Ob ich etwas über unsere Touren nach Nepal schreiben kann? Aber klar, sehr gern! Am besten, ich gehe weit zurück und erzähle von unserer wichtigsten Reise, der ersten. Als wir ohne Internet und Handy, aber mit viel Neugierde und Optimismus kein anderes Land, sondern eine andere Welt erlebten. Intensiv und prägend. Viel Spaß beim Lesen!
Zwischen Indien und dem tibetischen Hochland erhebt sich das mächtigste Gebirge der Erde. Die Menschen nennen es ehrfurchtsvoll »Himal Alaya«, das bedeutet »Ort des Schnees«. An seiner Südseite liegt Nepal und reicht vom Mt. Everest bis hinab in die weiten Reisfelder der Ganges Tiefebene. Dazwischen, in einem fruchtbaren Tal und ringsum von Bergen geschützt, liegen die märchenhaften Paläste und Tempel der alten Königsstädte und das legendäre Kathmandu.
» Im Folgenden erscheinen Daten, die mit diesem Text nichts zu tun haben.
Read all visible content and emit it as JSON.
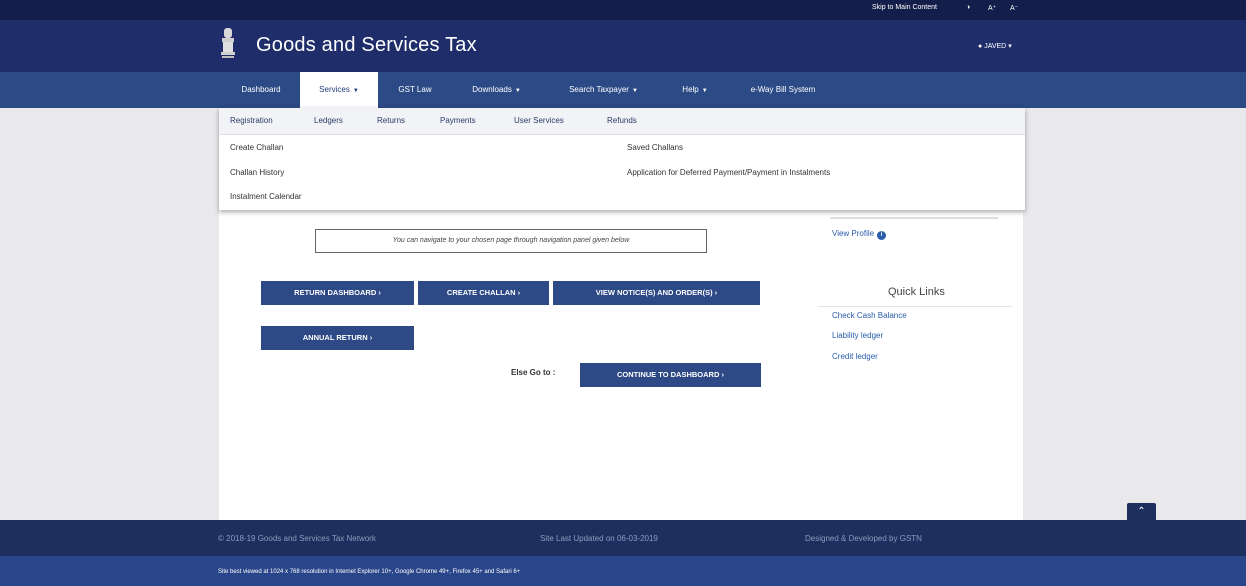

Ein Traumziel meiner Jugend. Aber Schule, Studium und die vielen alltäglichen Dinge ließen den Reisewunsch dorthin fast in Vergessenheit geraten. Bis ein Zufall zu Hilfe kam.
Mitte der 80er Jahre zog ich von Köln nach Stuttgart und durch Glück in eine alte Villa und in eine illustre Wohngemeinschaft. Von irgendwoher schwebte immer der Duft von Räucherstäbchen durch die hohen Räume. Meistens aus dem Zimmer einer jungen Studentin der Agrarwissenschaften mit Schwerpunkt Tropen. Sie hieß Sushma und kam … aus Kathmandu!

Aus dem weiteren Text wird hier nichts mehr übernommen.